Seria tão mais simples se eles pudessem, simplesmente, conjurar o Castelo! Mas, além de ser proibido pelo Ministério, o feitiço duraria apenas algumas horas. Ou se um "Reparo" funcionasse... Mas não, o Castelo não estava apenas quebrado em partes. Os pesados feitiços lançado contra ele haviam modificado essas partes. Não adiantava, eles precisavam mesmo reconstruir tudo pedra a pedra.

Nos dias que se seguiram, eles entraram em uma rotina de trabalho. Sempre que podiam, os dois trabalhavam na reconstrução do Castelo. Quando Severus precisava trabalhar em alguma poção, Harry continuava trabalhando no Castelo, cuidava da horta, ou ia a Hogsmeade fazer compras — o que Severus detestava fazer. Os dois se revezavam na cozinha.

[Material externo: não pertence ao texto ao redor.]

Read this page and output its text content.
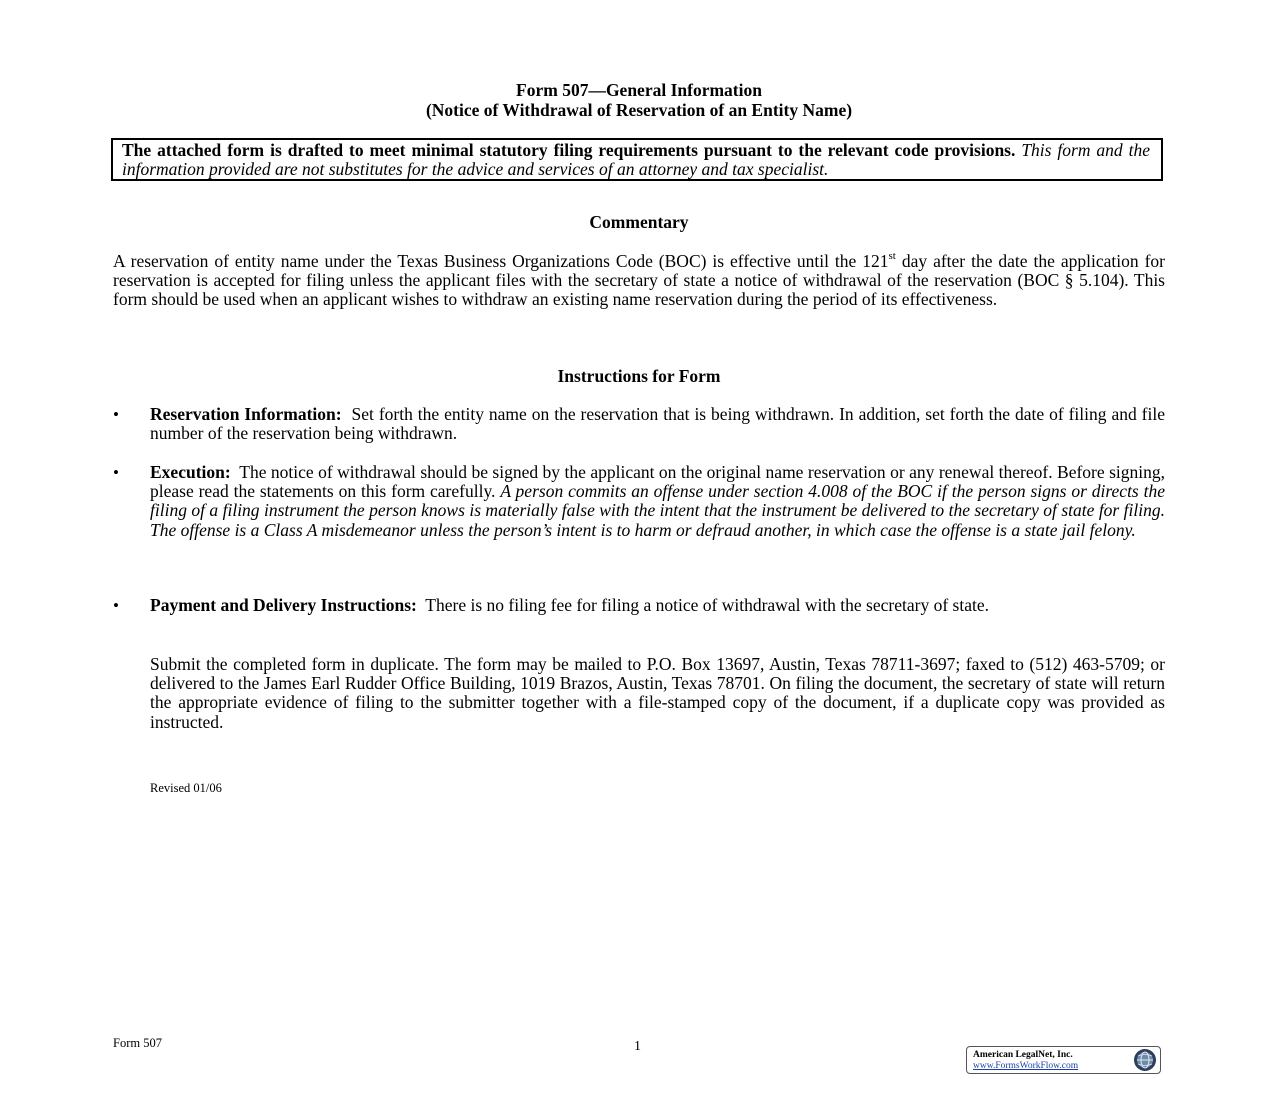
Form 507—General Information
(Notice of Withdrawal of Reservation of an Entity Name)
The attached form is drafted to meet minimal statutory filing requirements pursuant to the relevant code provisions. This form and the information provided are not substitutes for the advice and services of an attorney and tax specialist.
Commentary
A reservation of entity name under the Texas Business Organizations Code (BOC) is effective until the 121st day after the date the application for reservation is accepted for filing unless the applicant files with the secretary of state a notice of withdrawal of the reservation (BOC § 5.104). This form should be used when an applicant wishes to withdraw an existing name reservation during the period of its effectiveness.
Instructions for Form
•	Reservation Information: Set forth the entity name on the reservation that is being withdrawn. In addition, set forth the date of filing and file number of the reservation being withdrawn.
•	Execution: The notice of withdrawal should be signed by the applicant on the original name reservation or any renewal thereof. Before signing, please read the statements on this form carefully. A person commits an offense under section 4.008 of the BOC if the person signs or directs the filing of a filing instrument the person knows is materially false with the intent that the instrument be delivered to the secretary of state for filing. The offense is a Class A misdemeanor unless the person’s intent is to harm or defraud another, in which case the offense is a state jail felony.
•	Payment and Delivery Instructions: There is no filing fee for filing a notice of withdrawal with the secretary of state.
Submit the completed form in duplicate. The form may be mailed to P.O. Box 13697, Austin, Texas 78711-3697; faxed to (512) 463-5709; or delivered to the James Earl Rudder Office Building, 1019 Brazos, Austin, Texas 78701. On filing the document, the secretary of state will return the appropriate evidence of filing to the submitter together with a file-stamped copy of the document, if a duplicate copy was provided as instructed.
Revised 01/06
Form 507	1
American LegalNet, Inc.
www.FormsWorkFlow.com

Nenhum dos dois era muito dado a conversar e, com tanto trabalho a fazer, quase todas as suas conversas se referiam a trabalho. "Amanhã preciso terminar uma encomenda para Longbottom"; "Deixe que eu cuido da estufa";"Vamos precisar de novas escoras para a parede do lado Norte" — e assim por diante.

À noite, no entanto, depois que eles jantavam, exaustos, era cada vez mais difícil para Severus conter a vontade de agarrar Harry e... Severus não se deixava pensar além disso. Harry chegava sempre com o cabelo molhado do banho, aquele cheiro de sabonete e pele quente misturados, era uma tortura.

Em uma daquelas noites, no fim da segunda semana de Harry em Hogwarts, este olhou para Severus e disse:

— Nós estamos fazendo tudo juntos e, er, estamos nos dando bem, não é mesmo?

Severus arqueou uma sobrancelha. Onde Harry queria chegar com aquilo?

— Não tem sido tão desastroso como eu havia imaginado — respondeu Severus.

— Por que não nos tratamos pelo primeiro nome, então? Eu gosto do seu nome: Severus.

Um arrepio de prazer percorreu o corpo de Severus. Aquilo não devia ser permitido, que o simples fato de uma pessoa dizer um nome em voz alta pudesse provocar aquele efeito em outra pessoa. Se cada vez que Harry dissesse seu nome ele fosse ter aquela reação, era melhor proibi-lo de chamá-lo assim! Mas Severus não conseguia pensar em uma outra boa razão para não deixá-lo usar seu nome.

— Se preferir...

— E você me chamará de Harry.

— Sim, meu Lord — respondeu Severus, um tanto irritado.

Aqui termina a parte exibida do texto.